Jumat, April 19, 2024

Senjakala Ruang Publik di Tengah Polemik

Muhammad Lutfi Nanang Setiawan
Muhammad Lutfi Nanang Setiawan
Mahasiswa UIN Walisongo Semarang. Redaktur di LPM Justisia.

Wilayah dunia kehidupan (lebenswelt) sebagai tempat para warga berkumpul mulai terancam oleh ekspansi pasar dan intervensi politis, tempat dimana pikiran dipertukarkan mulai digantikan menjadi panggung-panggung periklanan dan kampanye-kampanye politis. Dulu sebelum munculnya dinamika kehidupan yang begitu kompleks seperti sekarang hingga menimbulkan berbagai hukum sebagai jawaban, masyarakat tidak perlu repot bahkan khawatir dibayang-bayangi dengan hukuman dan konsekuensi.

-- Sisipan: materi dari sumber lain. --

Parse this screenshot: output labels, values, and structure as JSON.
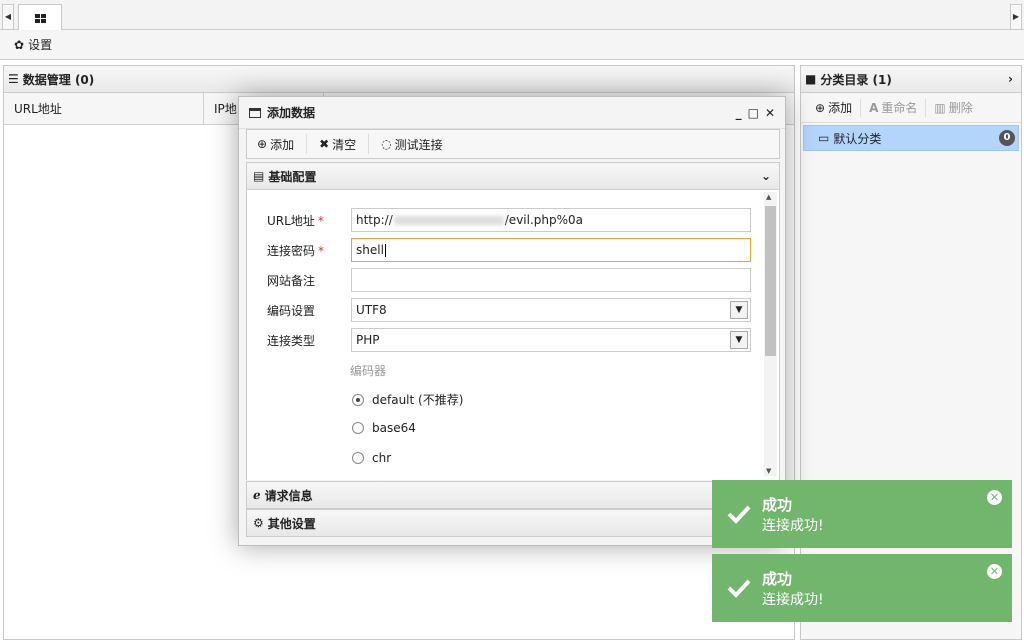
{
  "toolbar": {
    "settings_label": "设置"
  },
  "data_panel": {
    "title": "数据管理 (0)",
    "columns": [
      "URL地址",
      "IP地"
    ]
  },
  "category_panel": {
    "title": "分类目录 (1)",
    "add_label": "添加",
    "rename_label": "重命名",
    "delete_label": "删除",
    "items": [
      {
        "label": "默认分类",
        "count": "0"
      }
    ]
  },
  "dialog": {
    "title": "添加数据",
    "toolbar": {
      "add_label": "添加",
      "clear_label": "清空",
      "test_label": "测试连接"
    },
    "section_basic": "基础配置",
    "section_request": "请求信息",
    "section_other": "其他设置",
    "fields": {
      "url": {
        "label": "URL地址",
        "value_prefix": "http://",
        "value_suffix": "/evil.php%0a"
      },
      "password": {
        "label": "连接密码",
        "value": "shell"
      },
      "note": {
        "label": "网站备注",
        "value": ""
      },
      "encoding": {
        "label": "编码设置",
        "value": "UTF8"
      },
      "type": {
        "label": "连接类型",
        "value": "PHP"
      }
    },
    "encoder": {
      "label": "编码器",
      "options": [
        {
          "label": "default (不推荐)",
          "checked": true
        },
        {
          "label": "base64",
          "checked": false
        },
        {
          "label": "chr",
          "checked": false
        }
      ]
    }
  },
  "toasts": [
    {
      "title": "成功",
      "message": "连接成功!"
    },
    {
      "title": "成功",
      "message": "连接成功!"
    }
  ],
  "colors": {
    "toast_bg": "#72b66e",
    "selected_item": "#b3d4fb",
    "focus_border": "#e0a940"
  }
}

Dulu dan sekarang berbeda, kita tidak bisa mencegahnya. Hanya saja, apa yang sudah terlanjur terjadi di zaman dulu bisa dijadikan pelajaran pada zaman sekarang. Alih-alih sebagai usaha memperbaiki juga antisipasi terhadap fenomena, peristiwa juga persoalan yang sebelumnya terjadi. Yang banyak mendapat sorotan dan perhatian lebih adalah persoalan yang menyinggung masalah ruang publik. Yang dulunya dipuja sebagai ruang kebebasan, ternyata sekarang beralih fungsi dan gugur hilang seiring berjalannya zaman.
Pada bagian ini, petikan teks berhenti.